Diálogo

-Você conseguiu esquecer?
- Você tem que me perguntar em que parte do dia. - abriu um sorriso triste- Não, eu não consegui.
- Mas do que adianta? Já faz um tempo...
- Eu não sei.
- O que te deixou mais triste?
- Ninguém foi capaz de entender por que eu agi da forma que eu agi.
- Mas todos nós concordamos com você, você fez o mínimo que precisava fazer. Você esqueceu o que fizeram com você? Esqueceu de como você ficou? Você quase morreu! Você não teria feito isso com ninguém, com nenhuma de nós. Você sempre foi incapaz de fazer mal a alguém.
- Nada disso importa mais.
- Ei, espera aí. Você está se culpando agora?
- Ninguém teve culpa.
- Sim, alguém sempre tem culpa.
- Quem teve culpa?
- Você sabe...
- Não, não houve culpado. Só aconteceu. Fim.
- Tudo o que você fez foi pra se proteger, era preciso.
- Bem, não adiantou muito.
- Sim, adiantou. Você está viva aqui, mesmo com esses breves momentos de tristeza, você está viva!
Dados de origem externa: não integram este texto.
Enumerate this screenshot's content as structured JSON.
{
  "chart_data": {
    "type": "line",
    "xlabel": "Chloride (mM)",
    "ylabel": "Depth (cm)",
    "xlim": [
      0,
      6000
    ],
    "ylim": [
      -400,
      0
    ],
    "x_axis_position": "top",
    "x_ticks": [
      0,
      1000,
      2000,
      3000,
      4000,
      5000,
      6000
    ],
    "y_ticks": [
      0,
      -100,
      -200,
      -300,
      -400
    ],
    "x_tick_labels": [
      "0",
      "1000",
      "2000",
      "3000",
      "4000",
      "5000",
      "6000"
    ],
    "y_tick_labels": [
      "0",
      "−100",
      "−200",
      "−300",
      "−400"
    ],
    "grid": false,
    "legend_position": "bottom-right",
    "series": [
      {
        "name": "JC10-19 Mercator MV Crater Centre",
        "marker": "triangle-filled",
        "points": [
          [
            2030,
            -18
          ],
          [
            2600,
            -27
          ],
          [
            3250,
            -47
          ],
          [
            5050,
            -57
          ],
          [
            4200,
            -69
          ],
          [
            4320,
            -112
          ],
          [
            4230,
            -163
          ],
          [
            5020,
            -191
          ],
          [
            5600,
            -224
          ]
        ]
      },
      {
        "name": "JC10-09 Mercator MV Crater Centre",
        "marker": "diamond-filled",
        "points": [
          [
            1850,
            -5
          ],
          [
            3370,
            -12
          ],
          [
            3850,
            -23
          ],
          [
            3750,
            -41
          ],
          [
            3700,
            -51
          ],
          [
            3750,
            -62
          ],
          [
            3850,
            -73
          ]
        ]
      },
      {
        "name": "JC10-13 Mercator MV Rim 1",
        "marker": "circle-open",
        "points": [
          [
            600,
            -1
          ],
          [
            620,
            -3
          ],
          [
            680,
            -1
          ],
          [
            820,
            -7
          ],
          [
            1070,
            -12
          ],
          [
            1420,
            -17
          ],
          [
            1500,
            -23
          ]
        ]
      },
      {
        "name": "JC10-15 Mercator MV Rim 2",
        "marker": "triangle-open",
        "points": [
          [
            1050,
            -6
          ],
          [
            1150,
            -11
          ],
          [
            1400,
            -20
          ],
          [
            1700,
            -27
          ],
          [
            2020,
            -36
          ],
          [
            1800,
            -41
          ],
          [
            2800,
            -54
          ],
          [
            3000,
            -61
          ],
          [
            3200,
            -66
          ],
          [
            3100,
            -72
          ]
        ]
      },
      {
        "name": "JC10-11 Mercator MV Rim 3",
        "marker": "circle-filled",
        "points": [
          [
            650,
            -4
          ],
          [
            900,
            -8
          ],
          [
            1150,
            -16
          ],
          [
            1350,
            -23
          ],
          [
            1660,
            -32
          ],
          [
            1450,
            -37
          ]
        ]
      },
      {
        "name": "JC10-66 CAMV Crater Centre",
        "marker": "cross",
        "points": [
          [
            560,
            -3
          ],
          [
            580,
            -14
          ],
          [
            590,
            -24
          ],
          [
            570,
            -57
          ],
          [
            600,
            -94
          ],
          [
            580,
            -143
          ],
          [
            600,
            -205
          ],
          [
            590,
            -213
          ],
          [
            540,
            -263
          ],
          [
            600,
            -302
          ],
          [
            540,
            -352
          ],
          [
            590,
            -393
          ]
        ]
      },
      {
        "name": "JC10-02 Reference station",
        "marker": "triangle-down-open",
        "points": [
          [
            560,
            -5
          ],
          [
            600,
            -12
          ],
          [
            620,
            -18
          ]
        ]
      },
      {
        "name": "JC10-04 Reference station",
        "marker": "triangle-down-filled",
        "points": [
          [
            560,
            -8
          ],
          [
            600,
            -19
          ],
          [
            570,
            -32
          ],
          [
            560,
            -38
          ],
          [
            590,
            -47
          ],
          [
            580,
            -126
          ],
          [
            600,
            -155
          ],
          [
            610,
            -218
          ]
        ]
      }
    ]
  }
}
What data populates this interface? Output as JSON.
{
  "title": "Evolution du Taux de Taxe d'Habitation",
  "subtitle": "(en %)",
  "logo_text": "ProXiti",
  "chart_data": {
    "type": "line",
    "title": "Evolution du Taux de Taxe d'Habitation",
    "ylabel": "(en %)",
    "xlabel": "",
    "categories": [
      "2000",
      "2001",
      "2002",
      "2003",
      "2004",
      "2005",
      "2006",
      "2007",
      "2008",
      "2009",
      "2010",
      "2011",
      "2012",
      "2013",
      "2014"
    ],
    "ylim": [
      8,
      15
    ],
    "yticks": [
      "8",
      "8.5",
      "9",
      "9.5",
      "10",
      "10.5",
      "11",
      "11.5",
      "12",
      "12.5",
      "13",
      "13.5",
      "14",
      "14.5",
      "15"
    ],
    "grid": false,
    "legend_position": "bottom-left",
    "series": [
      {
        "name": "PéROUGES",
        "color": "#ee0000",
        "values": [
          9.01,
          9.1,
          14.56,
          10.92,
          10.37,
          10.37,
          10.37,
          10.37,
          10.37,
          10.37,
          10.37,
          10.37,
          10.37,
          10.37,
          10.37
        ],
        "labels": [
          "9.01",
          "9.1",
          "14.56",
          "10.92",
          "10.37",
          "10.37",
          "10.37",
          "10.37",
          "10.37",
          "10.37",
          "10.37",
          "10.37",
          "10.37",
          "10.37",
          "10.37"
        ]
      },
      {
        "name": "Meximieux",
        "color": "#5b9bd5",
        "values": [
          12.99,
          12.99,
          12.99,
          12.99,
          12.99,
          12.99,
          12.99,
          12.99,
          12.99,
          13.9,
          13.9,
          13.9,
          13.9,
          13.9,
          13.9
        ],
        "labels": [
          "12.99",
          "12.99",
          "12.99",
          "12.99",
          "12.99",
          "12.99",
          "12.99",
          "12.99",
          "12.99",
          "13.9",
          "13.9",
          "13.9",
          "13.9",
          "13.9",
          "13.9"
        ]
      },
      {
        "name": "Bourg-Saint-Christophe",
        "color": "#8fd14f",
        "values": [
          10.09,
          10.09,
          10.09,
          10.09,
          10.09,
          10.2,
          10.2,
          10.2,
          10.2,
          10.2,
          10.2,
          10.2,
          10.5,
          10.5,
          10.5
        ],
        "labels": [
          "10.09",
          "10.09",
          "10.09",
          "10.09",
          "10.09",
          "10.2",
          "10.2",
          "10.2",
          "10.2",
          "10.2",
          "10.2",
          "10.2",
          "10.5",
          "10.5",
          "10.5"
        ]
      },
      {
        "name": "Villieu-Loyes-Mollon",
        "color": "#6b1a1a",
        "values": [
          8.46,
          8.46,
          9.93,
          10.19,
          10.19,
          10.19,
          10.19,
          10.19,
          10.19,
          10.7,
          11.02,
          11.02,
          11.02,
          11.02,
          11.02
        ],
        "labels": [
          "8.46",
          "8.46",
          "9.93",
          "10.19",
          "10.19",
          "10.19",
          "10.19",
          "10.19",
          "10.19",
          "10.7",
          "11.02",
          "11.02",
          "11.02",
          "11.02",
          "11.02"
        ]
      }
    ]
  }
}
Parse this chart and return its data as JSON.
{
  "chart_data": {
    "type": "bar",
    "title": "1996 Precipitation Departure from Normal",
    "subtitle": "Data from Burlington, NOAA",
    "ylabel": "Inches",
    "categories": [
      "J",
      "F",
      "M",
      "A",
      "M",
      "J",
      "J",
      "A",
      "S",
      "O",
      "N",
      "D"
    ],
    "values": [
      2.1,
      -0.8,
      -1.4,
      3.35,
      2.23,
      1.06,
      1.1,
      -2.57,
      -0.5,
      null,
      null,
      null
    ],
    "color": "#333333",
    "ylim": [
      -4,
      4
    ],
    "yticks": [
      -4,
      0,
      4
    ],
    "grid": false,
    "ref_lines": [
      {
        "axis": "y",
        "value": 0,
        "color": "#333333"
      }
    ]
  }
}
Você consegue sorrir, você está trabalhando, está começando a sua faculdade, participando da igreja... Você tem a nós...
- Obrigada.
- Dói porque ele não te procurou mais, né?
- É. Mas eu sabia que isso aconteceria, desde o primeiro momento.
-Escuta aqui: Não foi sua culpa, entendeu? Você estava tentando se proteger. Você não merece ver tudo o que está acontecendo, não mereceu as coisas que ele te chamou. Eu vejo o quanto você chora só por ver aquela maldita foto. Você deveria apagar os antigos emails também.
- Talvez um dia eu precise deles.
- Eu nunca perdoaria.
- Eu nunca conseguiria não perdoar. Eu perdoo quem eu não conheço, quanto mais ele. Eu nunca tive raiva, nunca desejei mal a eles, pelo contrário. Eu sempre quis que eles entendessem o meu lado, se colocassem no meu lugar. Mas é sempre difícil se colocar no lugar dos outros, eu entendo.
- Você sempre vê um lado puro nas pessoas.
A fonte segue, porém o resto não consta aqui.